Thomas Andreas, Brinkkötter Paul, Schänzer Wilhelm, Thevis Mario
Center for Preventive Doping Research and Institute of Biochemistry, German Sport University Cologne, Am Sportpark Müngersdorf 6, 50933, Cologne, Germany.
Department II of Internal Medicine and Center for Molecular Medicine Cologne, University of Cologne, Cologne, Germany; Department of Geriatric Medicine, St. Marien-Hospital, Cologne, Germany.
Anal Chim Acta. 2015 Oct 15;897:53-61. doi: 10.1016/j.aca.2015.09.036. Epub 2015 Oct 9.
The misuse of insulin for performance enhancement in sport or as toxic agent has frequently been reported in the past. In contrast to synthetic insulin analogues, the administration of recombinant human insulin is hardly recognized by mass spectrometry. The present study was designed to uncover the misuse of recombinant human insulin for doping control purposes as well as for forensic applications. It is hypothesized that an altered metabolite profile of circulating insulin prevails after subcutaneous administration due to exposure of insulin to epidermal proteases. In vitro experiments with skin tissue lysates (S9 fraction and microsomes), different biological fluids (urine, serum, plasma) and recombinant human insulin were performed and the deriving metabolites were characterized by liquid chromatography coupled to high resolution mass spectrometry (HRMS). Afterwards, authentic blood samples of patients suffering from diabetes mellitus and a control group of healthy humans were analysed. Therefore, a method using protein precipitation, ultrafiltration and antibody-coated magnetic beads for purification with subsequent separation by nano-scale liquid chromatography coupled a Q Exactive mass spectrometer was applied. Several metabolites of insulin with C-terminally truncated sequences of the B-chain (and A-chain in minor extent) were identified within this study. Here, the DesB30 human insulin represents the major metabolite in all experiments. This metabolite is frequently found in urine samples due to degradation processes and, thus, disqualifies this matrix for the intended purposes. In contrast, blood samples do commonly not contain DesB30 insulin, which was corroborated by data obtained from the control group.
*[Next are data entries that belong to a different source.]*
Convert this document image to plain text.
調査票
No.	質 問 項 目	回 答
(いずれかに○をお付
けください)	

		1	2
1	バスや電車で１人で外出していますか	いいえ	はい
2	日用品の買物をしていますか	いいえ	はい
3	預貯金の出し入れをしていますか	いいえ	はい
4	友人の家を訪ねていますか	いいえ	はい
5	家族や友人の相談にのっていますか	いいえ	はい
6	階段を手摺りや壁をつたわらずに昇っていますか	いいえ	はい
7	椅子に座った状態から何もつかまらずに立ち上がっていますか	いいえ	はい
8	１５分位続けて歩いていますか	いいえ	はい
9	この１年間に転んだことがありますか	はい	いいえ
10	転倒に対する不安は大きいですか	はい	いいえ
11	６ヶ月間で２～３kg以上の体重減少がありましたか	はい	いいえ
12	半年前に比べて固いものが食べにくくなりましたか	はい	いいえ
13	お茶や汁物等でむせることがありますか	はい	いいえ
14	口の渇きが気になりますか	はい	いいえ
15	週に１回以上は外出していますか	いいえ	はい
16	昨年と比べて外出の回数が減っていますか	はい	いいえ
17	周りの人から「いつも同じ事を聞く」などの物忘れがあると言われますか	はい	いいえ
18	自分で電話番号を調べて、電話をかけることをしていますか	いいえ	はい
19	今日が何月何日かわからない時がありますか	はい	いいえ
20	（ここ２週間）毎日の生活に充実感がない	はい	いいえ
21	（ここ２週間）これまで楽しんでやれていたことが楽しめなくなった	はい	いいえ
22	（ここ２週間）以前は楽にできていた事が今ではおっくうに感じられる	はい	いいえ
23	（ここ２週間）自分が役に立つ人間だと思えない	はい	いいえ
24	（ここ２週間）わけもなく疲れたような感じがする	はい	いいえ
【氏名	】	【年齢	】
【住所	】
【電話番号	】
In post-administration blood samples, minute but distinct amounts (approx. 50 pg mL(-1)) of DesB30 insulin were found and suggest the use of this analyte as potential marker for subcutaneous human insulin administration, supporting the attempts to uncover illicit recombinant human insulin administrations.
过去经常有关于在体育运动中滥用胰岛素以提高成绩或将其用作有毒物质的报道。与合成胰岛素类似物不同,重组人胰岛素的给药很难通过质谱法识别。本研究旨在揭示重组人胰岛素在兴奋剂检测以及法医应用中的滥用情况。据推测,皮下给药后,由于胰岛素暴露于表皮蛋白酶,循环胰岛素的代谢产物谱会发生改变。对皮肤组织裂解物(S9组分和微粒体)、不同生物体液(尿液、血清、血浆)和重组人胰岛素进行了体外实验,并通过液相色谱与高分辨率质谱联用(HRMS)对衍生代谢产物进行了表征。之后,对糖尿病患者的真实血样和健康人类对照组进行了分析。因此,采用了一种使用蛋白质沉淀、超滤和抗体包被磁珠进行纯化,随后通过纳米级液相色谱与Q Exactive质谱仪联用进行分离的方法。在本研究中鉴定出了几种胰岛素的代谢产物,其B链(在较小程度上还有A链)的C末端序列被截断。在此,DesB30人胰岛素是所有实验中的主要代谢产物。由于降解过程,这种代谢产物经常在尿液样本中发现,因此不符合预期用途的基质要求。相比之下,血样中通常不含DesB30胰岛素,这一点得到了对照组数据的证实。在给药后的血样中,发现了微量但明显的DesB30胰岛素(约50 pg mL(-1)),这表明将这种分析物用作皮下注射人胰岛素的潜在标志物,支持了揭露非法重组人胰岛素给药行为的尝试。